657696_55005379In a 6-3 ruling issued June 25th, the U.S. Supreme Court rendered its opinion in the case of King v. Burwell (slip op. June 25, 2015). In this case, the Court was asked to interpret language contained in the Patient Protection and Affordable Care Act of 2010 (“PPACA”) that authorizes individuals who purchase health insurance through a marketplace known as an “exchange” to receive tax credits a/k/a subsidies. The actual language of the PPACA statute provides that individuals may receive a subsidy if they purchase and are enrolled in health insurance through an exchange “established by the State.” Thirty-four states, including South Carolina, opted not to establish a State-based exchange and instead, individuals in these states can only purchase health insurance through an exchange established by the federal government. The ultimate issue for the Court was whether individuals who purchased insurance through a Federal exchange qualified to receive these subsidies.

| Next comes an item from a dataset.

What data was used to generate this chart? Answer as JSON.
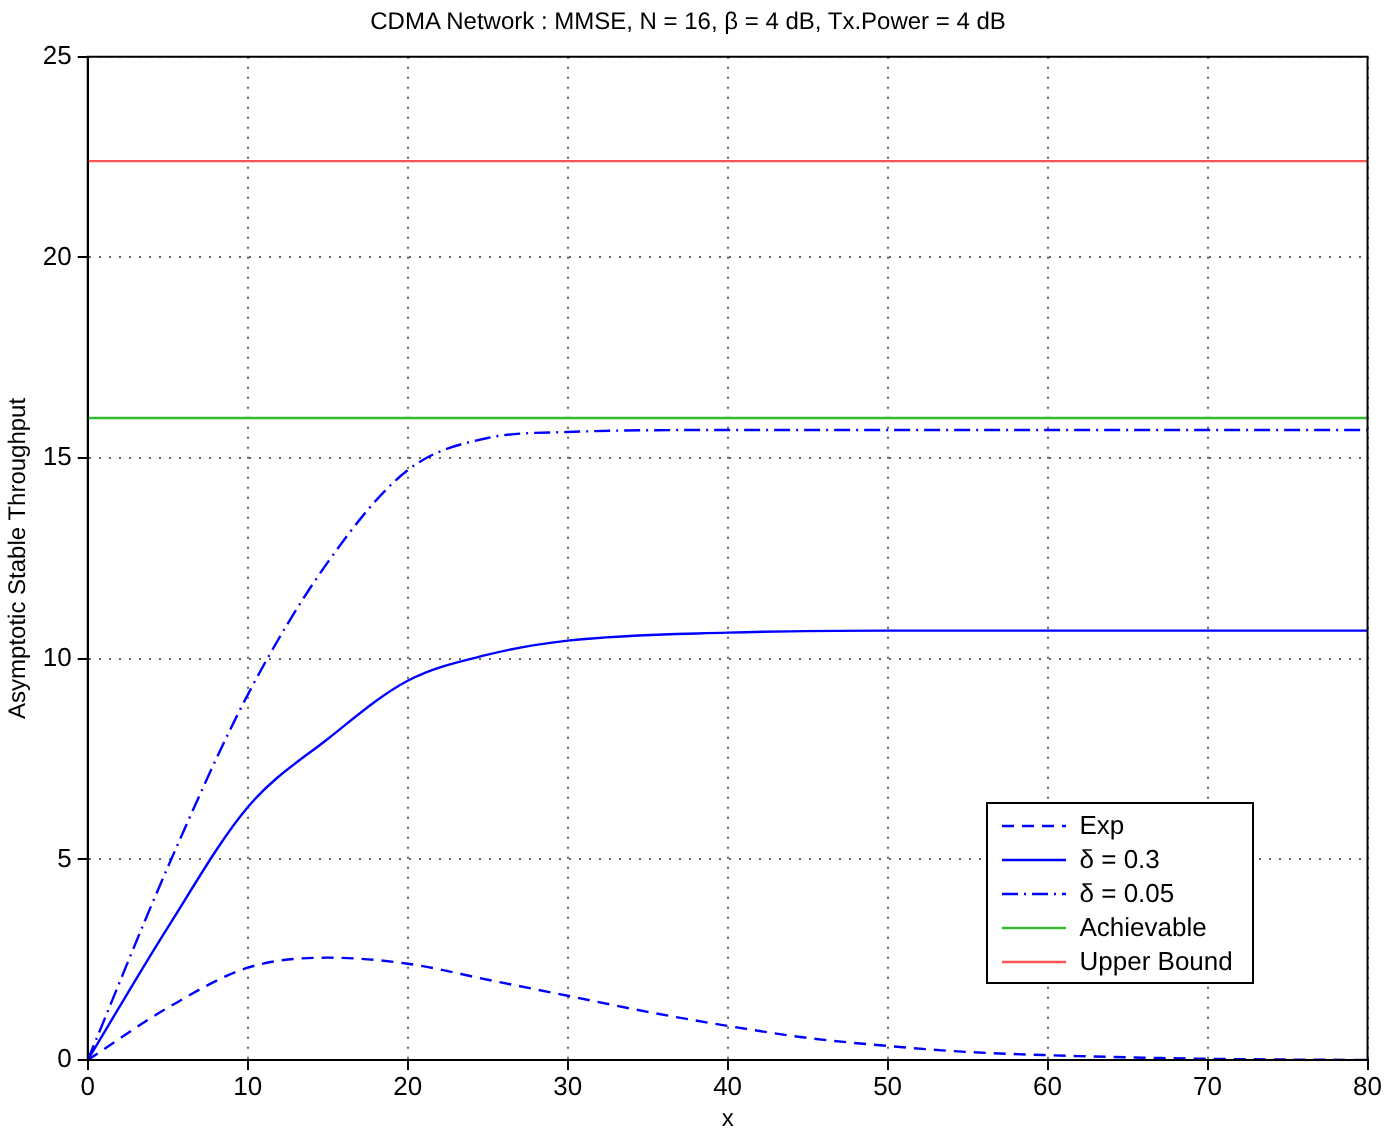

The Court sided with the federal government and ruled that any individual who purchases health insurance through an exchange, regardless of whether it is a State or Federal exchange, may qualify for the tax subsidy.

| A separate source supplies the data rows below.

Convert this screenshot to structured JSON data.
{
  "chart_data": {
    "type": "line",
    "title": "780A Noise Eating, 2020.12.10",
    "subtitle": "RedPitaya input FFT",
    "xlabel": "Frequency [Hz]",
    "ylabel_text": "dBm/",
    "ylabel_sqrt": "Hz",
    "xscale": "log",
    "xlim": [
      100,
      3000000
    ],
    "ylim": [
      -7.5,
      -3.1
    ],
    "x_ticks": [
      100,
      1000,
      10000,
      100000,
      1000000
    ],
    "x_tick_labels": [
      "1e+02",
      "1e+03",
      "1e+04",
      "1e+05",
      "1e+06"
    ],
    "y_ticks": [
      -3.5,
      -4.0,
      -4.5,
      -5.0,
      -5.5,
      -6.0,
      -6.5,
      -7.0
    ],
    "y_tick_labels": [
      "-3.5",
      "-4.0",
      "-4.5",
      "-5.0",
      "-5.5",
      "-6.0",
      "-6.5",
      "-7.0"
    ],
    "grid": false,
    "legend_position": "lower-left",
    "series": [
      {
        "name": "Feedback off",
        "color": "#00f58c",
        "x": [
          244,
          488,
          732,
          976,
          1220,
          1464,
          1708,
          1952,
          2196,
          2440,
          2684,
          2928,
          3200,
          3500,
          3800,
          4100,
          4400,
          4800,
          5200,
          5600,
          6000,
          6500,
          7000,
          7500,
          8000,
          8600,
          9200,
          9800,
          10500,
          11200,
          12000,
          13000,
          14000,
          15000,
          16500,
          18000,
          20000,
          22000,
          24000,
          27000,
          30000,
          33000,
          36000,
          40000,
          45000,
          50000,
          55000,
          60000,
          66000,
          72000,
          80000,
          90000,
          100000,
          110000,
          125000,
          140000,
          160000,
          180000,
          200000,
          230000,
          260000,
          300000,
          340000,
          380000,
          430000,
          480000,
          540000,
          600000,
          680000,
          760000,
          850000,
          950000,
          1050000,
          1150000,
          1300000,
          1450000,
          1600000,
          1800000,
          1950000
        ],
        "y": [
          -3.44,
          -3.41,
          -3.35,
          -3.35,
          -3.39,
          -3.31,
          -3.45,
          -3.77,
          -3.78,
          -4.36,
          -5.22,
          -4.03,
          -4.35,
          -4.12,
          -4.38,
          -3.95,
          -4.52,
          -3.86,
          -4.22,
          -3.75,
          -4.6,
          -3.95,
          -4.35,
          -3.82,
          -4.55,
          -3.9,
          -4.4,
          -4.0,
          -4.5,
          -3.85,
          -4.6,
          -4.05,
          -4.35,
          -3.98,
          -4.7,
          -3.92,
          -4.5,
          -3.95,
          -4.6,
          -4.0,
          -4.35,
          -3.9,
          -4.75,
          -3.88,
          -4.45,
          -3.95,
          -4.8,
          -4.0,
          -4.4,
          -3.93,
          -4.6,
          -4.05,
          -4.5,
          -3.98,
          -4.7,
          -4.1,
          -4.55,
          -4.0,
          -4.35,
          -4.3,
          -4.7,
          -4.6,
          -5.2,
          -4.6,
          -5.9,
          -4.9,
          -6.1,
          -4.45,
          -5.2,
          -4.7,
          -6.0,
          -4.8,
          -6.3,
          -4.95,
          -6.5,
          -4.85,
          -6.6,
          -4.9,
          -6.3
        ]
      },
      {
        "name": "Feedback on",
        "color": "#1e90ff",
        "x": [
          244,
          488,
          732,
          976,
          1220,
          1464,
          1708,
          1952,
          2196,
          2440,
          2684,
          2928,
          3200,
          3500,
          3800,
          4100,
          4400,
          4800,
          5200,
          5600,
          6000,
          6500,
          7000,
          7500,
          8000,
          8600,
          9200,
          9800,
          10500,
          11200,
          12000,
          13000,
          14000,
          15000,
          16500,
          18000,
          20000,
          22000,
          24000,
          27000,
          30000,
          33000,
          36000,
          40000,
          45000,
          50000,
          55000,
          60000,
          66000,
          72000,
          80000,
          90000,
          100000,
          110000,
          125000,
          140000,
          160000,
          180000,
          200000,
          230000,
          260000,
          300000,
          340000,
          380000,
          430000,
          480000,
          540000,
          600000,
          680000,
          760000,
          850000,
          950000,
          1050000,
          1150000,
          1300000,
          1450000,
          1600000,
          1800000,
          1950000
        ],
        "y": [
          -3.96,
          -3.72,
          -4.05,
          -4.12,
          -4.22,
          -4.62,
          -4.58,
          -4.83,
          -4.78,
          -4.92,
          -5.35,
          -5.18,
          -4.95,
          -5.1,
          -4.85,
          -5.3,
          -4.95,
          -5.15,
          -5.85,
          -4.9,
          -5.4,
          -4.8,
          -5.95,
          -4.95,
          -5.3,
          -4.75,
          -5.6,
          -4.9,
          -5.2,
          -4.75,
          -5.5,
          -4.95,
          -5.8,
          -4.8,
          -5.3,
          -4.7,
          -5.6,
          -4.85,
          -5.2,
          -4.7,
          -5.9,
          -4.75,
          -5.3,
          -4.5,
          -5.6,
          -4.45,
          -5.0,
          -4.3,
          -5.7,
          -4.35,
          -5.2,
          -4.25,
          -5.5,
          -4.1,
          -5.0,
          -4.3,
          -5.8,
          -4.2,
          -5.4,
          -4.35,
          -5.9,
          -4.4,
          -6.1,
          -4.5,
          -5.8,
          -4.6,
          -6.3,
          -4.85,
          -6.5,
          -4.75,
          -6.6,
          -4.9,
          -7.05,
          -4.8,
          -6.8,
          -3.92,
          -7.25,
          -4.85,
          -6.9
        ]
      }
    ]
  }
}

This ruling is an important confirmation for large employers that their “Shared Responsibility” obligations under PPACA will not be going away any time soon. Under the framework of PPACA, the Employer Shared Responsibility penalties are only triggered if:  (i) employees who should have been offered health insurance coverage were not offered such coverage by the employer and instead purchased health insurance on an exchange, and (ii) such employees received subsidies. For employers in the 34 states that did not establish state-based exchanges, a ruling against the federal government could have meant that the IRS enforcement scheme of the Shared Responsibility requirements against large employers would have been gutted. However, the Court’s ruling today has largely left that enforcement scheme intact.